Он сидел на уголке дивана перед камином, посреди пустой комнаты. Только полка с пластинками и книгами, низенький столик, на котором стояли лампа и печатная машинка, в глубине — проигрыватель с маленькими красными и зелеными огоньками за темным стеклом. Настоящим одиночкам неважно, чем они владеют и что хранят, они неизменно создают пустоту в домах, где живут, и на улицах, по которым ходят. На другом краю дивана Лукреция курила, слушая музыку с закрытыми глазами, а иногда широко распахивая их, чтобы взглянуть на Биральбо с недвижной нежностью.
— Я должна рассказать тебе одну историю, — проговорила она.
— Не хочу ничего знать. Я уже много историй слышал за этот вечер.
— Ты должен это знать. Теперь я расскажу всю правду.
— Я и так представляю себе.
— Так они говорили тебе о картине?
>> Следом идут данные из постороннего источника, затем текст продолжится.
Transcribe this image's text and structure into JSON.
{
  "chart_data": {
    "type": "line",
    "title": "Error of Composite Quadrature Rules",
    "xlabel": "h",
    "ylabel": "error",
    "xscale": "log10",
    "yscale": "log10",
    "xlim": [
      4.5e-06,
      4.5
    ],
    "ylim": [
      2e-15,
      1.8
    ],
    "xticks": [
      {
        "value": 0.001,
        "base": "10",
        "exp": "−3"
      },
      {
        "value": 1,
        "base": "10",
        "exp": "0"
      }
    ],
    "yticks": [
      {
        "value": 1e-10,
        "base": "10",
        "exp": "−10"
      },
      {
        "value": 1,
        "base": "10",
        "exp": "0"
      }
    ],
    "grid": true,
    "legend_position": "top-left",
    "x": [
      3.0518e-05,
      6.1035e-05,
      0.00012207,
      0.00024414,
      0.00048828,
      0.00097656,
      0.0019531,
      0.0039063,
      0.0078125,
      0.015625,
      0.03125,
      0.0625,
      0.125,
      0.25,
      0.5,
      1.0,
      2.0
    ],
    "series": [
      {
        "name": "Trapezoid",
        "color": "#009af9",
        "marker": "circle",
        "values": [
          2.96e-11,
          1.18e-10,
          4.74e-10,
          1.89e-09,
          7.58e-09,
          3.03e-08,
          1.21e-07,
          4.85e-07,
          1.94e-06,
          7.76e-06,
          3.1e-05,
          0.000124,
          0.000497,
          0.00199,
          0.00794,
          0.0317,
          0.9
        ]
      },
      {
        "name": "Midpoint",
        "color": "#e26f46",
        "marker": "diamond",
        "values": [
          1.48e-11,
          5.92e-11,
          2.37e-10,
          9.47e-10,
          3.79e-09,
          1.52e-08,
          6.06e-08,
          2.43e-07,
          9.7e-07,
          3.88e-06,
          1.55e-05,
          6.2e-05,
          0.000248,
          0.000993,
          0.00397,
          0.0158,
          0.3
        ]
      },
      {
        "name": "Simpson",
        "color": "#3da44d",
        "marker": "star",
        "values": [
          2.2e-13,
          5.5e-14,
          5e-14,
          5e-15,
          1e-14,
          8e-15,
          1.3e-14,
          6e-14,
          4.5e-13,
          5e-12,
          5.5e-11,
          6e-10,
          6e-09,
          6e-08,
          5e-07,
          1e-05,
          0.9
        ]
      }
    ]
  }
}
И о карте, которую я украла?
— Лукреция, ты не понимаешь. Я не за тем пришел, чтобы слушать, что ты мне расскажешь. Я не хочу знать, ни почему они тебя ищут, ни зачем ты послала мне тот план Лиссабона. Я пришел, чтобы предупредить тебя, что тебе срочно нужно бежать. Я допью этот стакан и уйду.
— Незачем уходить.
— У меня завтра репетиция с Билли Сваном. Мы играем двенадцатого числа.
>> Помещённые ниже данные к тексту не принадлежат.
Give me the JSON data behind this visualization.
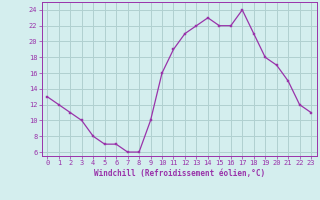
{
  "x": [
    0,
    1,
    2,
    3,
    4,
    5,
    6,
    7,
    8,
    9,
    10,
    11,
    12,
    13,
    14,
    15,
    16,
    17,
    18,
    19,
    20,
    21,
    22,
    23
  ],
  "y": [
    13,
    12,
    11,
    10,
    8,
    7,
    7,
    6,
    6,
    10,
    16,
    19,
    21,
    22,
    23,
    22,
    22,
    24,
    21,
    18,
    17,
    15,
    12,
    11
  ],
  "line_color": "#9933aa",
  "marker_color": "#9933aa",
  "bg_color": "#d4eeee",
  "grid_color": "#b0d0d0",
  "xlabel": "Windchill (Refroidissement éolien,°C)",
  "ylim": [
    5.5,
    25
  ],
  "xlim": [
    -0.5,
    23.5
  ],
  "yticks": [
    6,
    8,
    10,
    12,
    14,
    16,
    18,
    20,
    22,
    24
  ],
  "xticks": [
    0,
    1,
    2,
    3,
    4,
    5,
    6,
    7,
    8,
    9,
    10,
    11,
    12,
    13,
    14,
    15,
    16,
    17,
    18,
    19,
    20,
    21,
    22,
    23
  ],
  "tick_color": "#9933aa",
  "axis_color": "#9933aa"
}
Лукреция придвинулась к нему. От привычки к смелости и одиночеству ее глаза сделались еще больше. Короткая стрижка возвращала ее чертам честность и чистоту, которые, быть может, ощущались в них только в отрочестве. Она что-то хотела сказать, но передумала, сжала губы с выражением бесполезности и обреченности и встала. Биральбо видел, как она идет к книжной полке. Вернулась она с какой-то книгой в руках и раскрыла ее перед ним. Это был большой том с мелованными страницами — альбом живописи. Примостив открытую книгу на клавиатуре печатной машинки, Лукреция указала на одну из репродукций. Биральбо говорил мне, что смотреть на эту картину было все равно что слушать музыку, похожую на тишину: тебя будто медленно охватывает меланхолия и счастье. В одну секунду он понял, что должен играть на фортепиано так же, как рисовал этот художник: благодарно и скромно, мудро и простодушно, словно зная все и не ведая ни о чем, с той мягкостью и трепетом, с какими впервые отваживаешься на нежность, на нужное слово. На светлом фоне разведенными то ли водой, то ли пространством красками была изображена сиреневая гора, равнина с легкими зелеными пятнами — то ли деревья, то ли летние тени, — дорога, теряющаяся между склонов, одинокий низенький домик с одним едва намеченным окошком, аллея, за которой домика почти не видно, как будто кто-то выбрал это место, чтобы жить незаметно, чтобы просто смотреть на вершину сиреневой горы. «Поль Сезанн, — прочел Биральбо подпись под картиной. — Гора Сент-Виктуар, 1906. Колл. Б. У. Рамиреша».